MATTHEW BRUCE INGRAM: And Keith mentioned this, because he talks about downward causation, but one thing I always struggled with is that on the one end, there is an artistic framework that is the highest level that constrains where this is gonna head and, of course, at the same time, there’s the competing aspect of the arborist, what they actually do in everyday life, that needs to somehow translate into that so they have to bridge those two things together. I don’t know if the artistic framework of the choreographers has what Keith would call downward causation on what’s possible and what things can be evoked. It’s collaborative dance making, for sure, but there is that tension between what the truck does and what’s artistic and aesthetic.
NORMA MENDOZA-DENTON: That says something about the norms, but not so much about the nature of the practice. So what I mean to say is that what constraints there are may be external to the nature of the improvisational activity that’s going on.
JÜRGEN STREECK: Well, I think part of this may simply be the constraints imposed by the institution, improv theater, or dance rehearsal, or dance performance. In this recording by Ornette Coleman (1961), entitled Free Jazz and recorded in 1960, two jazz quartets meet and start playing. There’s not even a theme, no premeditated rhythm, none of that. It’s an encounter created out of nothing. So there, how long this will take, who will take a solo, when, none of that is constrained. Except, of course eventually the record, I don’t know, is maybe 50 minutes long, so ultimately, there is a time constraint, but, other than that, I think the constraints are set moment by moment. One player plays, and somehow I have to connect with that. And of course, then the audience was definitely at the time of divided opinion on how to appreciate that, or whether to accept that as serious music.

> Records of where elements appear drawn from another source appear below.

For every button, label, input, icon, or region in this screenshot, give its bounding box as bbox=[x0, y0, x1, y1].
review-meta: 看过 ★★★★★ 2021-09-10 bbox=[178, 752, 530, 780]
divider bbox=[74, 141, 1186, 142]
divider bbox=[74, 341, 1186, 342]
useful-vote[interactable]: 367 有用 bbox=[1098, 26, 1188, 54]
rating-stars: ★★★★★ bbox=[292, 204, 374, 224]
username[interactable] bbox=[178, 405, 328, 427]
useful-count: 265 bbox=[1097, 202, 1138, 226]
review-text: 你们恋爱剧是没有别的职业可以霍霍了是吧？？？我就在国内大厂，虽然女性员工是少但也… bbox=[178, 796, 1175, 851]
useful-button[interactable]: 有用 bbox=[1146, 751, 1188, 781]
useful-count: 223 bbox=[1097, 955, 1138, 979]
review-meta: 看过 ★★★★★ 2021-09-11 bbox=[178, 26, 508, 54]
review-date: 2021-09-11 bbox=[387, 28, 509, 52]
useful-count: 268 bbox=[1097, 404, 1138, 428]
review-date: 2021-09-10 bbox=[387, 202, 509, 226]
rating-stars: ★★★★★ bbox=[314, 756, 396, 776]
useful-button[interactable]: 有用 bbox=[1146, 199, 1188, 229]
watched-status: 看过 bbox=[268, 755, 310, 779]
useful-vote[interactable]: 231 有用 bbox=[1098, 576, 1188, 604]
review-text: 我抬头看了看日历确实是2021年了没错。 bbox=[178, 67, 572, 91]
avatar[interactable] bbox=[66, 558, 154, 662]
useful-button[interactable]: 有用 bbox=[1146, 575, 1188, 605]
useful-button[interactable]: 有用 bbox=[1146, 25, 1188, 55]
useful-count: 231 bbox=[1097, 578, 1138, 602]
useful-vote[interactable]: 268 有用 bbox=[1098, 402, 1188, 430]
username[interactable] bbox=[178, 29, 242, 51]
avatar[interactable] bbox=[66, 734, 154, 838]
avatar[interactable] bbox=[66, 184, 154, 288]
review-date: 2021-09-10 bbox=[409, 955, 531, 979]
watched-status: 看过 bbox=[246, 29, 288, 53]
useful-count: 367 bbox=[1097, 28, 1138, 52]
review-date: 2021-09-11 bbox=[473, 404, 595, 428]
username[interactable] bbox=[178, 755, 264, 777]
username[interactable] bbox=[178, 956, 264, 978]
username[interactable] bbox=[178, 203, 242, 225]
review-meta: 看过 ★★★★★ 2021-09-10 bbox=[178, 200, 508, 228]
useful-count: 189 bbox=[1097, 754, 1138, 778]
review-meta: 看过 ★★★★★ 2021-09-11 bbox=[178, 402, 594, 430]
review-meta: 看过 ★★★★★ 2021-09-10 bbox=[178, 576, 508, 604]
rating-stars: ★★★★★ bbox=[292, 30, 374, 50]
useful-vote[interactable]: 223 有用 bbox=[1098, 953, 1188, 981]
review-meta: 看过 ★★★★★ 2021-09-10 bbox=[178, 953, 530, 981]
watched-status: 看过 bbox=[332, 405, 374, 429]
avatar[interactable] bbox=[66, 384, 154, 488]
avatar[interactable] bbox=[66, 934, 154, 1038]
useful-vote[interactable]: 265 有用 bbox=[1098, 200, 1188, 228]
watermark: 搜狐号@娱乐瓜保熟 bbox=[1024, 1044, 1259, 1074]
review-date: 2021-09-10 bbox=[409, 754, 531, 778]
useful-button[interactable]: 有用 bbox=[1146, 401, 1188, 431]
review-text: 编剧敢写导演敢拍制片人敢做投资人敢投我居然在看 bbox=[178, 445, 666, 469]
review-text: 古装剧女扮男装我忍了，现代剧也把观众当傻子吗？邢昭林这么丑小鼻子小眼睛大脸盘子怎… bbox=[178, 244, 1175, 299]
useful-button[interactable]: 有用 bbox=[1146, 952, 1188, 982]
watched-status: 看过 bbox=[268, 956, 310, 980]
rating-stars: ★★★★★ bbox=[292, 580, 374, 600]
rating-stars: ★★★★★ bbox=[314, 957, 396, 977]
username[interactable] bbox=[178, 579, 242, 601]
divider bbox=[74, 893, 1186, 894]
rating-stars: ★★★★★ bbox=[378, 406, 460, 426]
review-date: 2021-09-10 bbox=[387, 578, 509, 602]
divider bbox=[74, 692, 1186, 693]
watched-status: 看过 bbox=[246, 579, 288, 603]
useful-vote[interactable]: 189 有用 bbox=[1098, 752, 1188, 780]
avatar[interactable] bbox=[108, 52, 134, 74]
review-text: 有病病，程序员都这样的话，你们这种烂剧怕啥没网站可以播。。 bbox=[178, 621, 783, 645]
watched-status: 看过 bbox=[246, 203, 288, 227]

NORMA MENDOZA-DENTON: Yeah. Yeah. I’m thinking of, Mondada’s (Reference Mondada2014) work with the surgeon and surgeon’s assistant, where you have a surgeon, who expects help from the assistant, and they are both looking into microscopes and working in this tiny, tiny space. When the surgeon needs help, they’ll wave the tiny little pliers a little bit, both to signal that there must be a motion now and to point to where. And this is all, of course, all routinized. But you have to think about the possibility that suddenly the assistant needs to take another job in another town, and the next person comes in. Because of the constraints of the task, the constraints of the space, and the constraints of the person who is under sedation, this needs to happen quickly, we can’t talk a lot. The constraints of the situation itself make it so that whoever steps into the surgeon or assistant role has to have some of these tiny movements. It’s what makes sense within the frame. Right?
JÜRGEN STREECK: Yeah, that’s definitely true, right. Yeah, an altogether different constraint framework. In a way, there’s very little that can be done, right, in the way of producing communicative science. Speaking of constraints, and improvisation, I think our time is out.